Die Verwaltung hat gemäss den Bauern damit ein Versprechen gebrochen. Die Behörden hätten eine Freiwilligkeit sowie individuelle Speziallösungen bei starker einzelbetrieblicher Betroffenheit zugesichert. «Zudem sind Entschädigungsansätze bei Vernässungen bis heute ungeklärt», führten sie weiter aus.
«Bestes Ackerland geht verloren»
1300 Hektaren bestes Ackerland werde in Nasswiesen überführt, kritisieren die Landwirte. Marco Pezzatti, Chef des Amts für Landschaft und Natur, spricht im Infoschreiben von rund 400 Hektaren Fruchtfolgeflächen, die in PFF umgewandelt werden. «Dies entspricht nur 0,9 Prozent der 44'575 ha Fruchtfolgeflächen im Kanton Zürich», sagt der Amtsvorsteher.
Die Baudirektion habe im Rahmen der «Strategie drainierte Böden» rund 1825 ha Fläche eruiert, auf denen Bodenaufwertungen mit baulichen Eingriffen möglich seien. Auf den prioritären Potenzialfächen sollen längerfristig Naturschutzziele realisiert werden können, weshalb hier Bodenaufwertungen nicht möglich seien.
Bauern im Kanton Zürich gründeten deshalb die Interessengemeinschaft (IG) Pro Kulturland. Sie hat mehrere Forderungen:
- Freiwilligkeit
- Auf den ausgeschiedenen PPF darf es keine Bewirtschaftungseinschränkungen geben
- Auf eine Ausscheidung von potentiellen Feuchtgebieten in zweiter und dritter Priorität wird verzichtet
- Verbesserungsmassnahmen wie Aufwertungen und Drainagen werden auf den übrigen landwirtschaftlichen Flächen vorangetrieben
- Bewilligungsverfahren erleichtert
Auswahl der Potenzialfächen
Die Auswahl prioritärer Potenzialfächen für Feuchtgebiete erfolgte in mehreren Schritten, schreibt die kantonale Verwaltung. Für das gesamte Kantonsgebiet ermittelte das Amt für Land und Natur (ALN) zuerst mit Faktoren wie Gelände und Bodeneigenschaften das Regenerationspotenzial für Feuchtgebiete. Danach wurden aus ökologischer Sicht (Arten, Vernetzung, Trittsteinfunktion) jene 1300 ha bestimmt, die das grösste Potenzial aufweisen und am meisten zum Aufbau einer ökologischen Infrastruktur beitragen.

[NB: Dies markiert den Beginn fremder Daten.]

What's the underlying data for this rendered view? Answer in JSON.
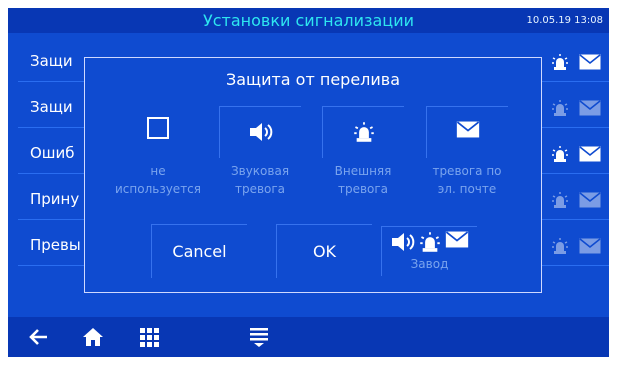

Die drainierten Böden erstrecken sich im Kanton über 14’400 ha. Davon sind 5500 ha prinzipiell geeignet, um Feuchtgebiete wiederherzustellen. Die festgelegten 1300 ha Prioritätsfäche umfassen davon weniger als einen Viertel. Vorrangiges Ziel auf den bezeichneten Flächen für Feuchtgebiete ist, deren Regenerationspotenzial zu erhalten. Vorhaben, die dieses Potenzial vermindern, sind nicht mehr zugelassen. Deshalb werden auf diesen Flächen keine Subventionen für Drainagesanierungen und -erneuerungen mehr gewährt.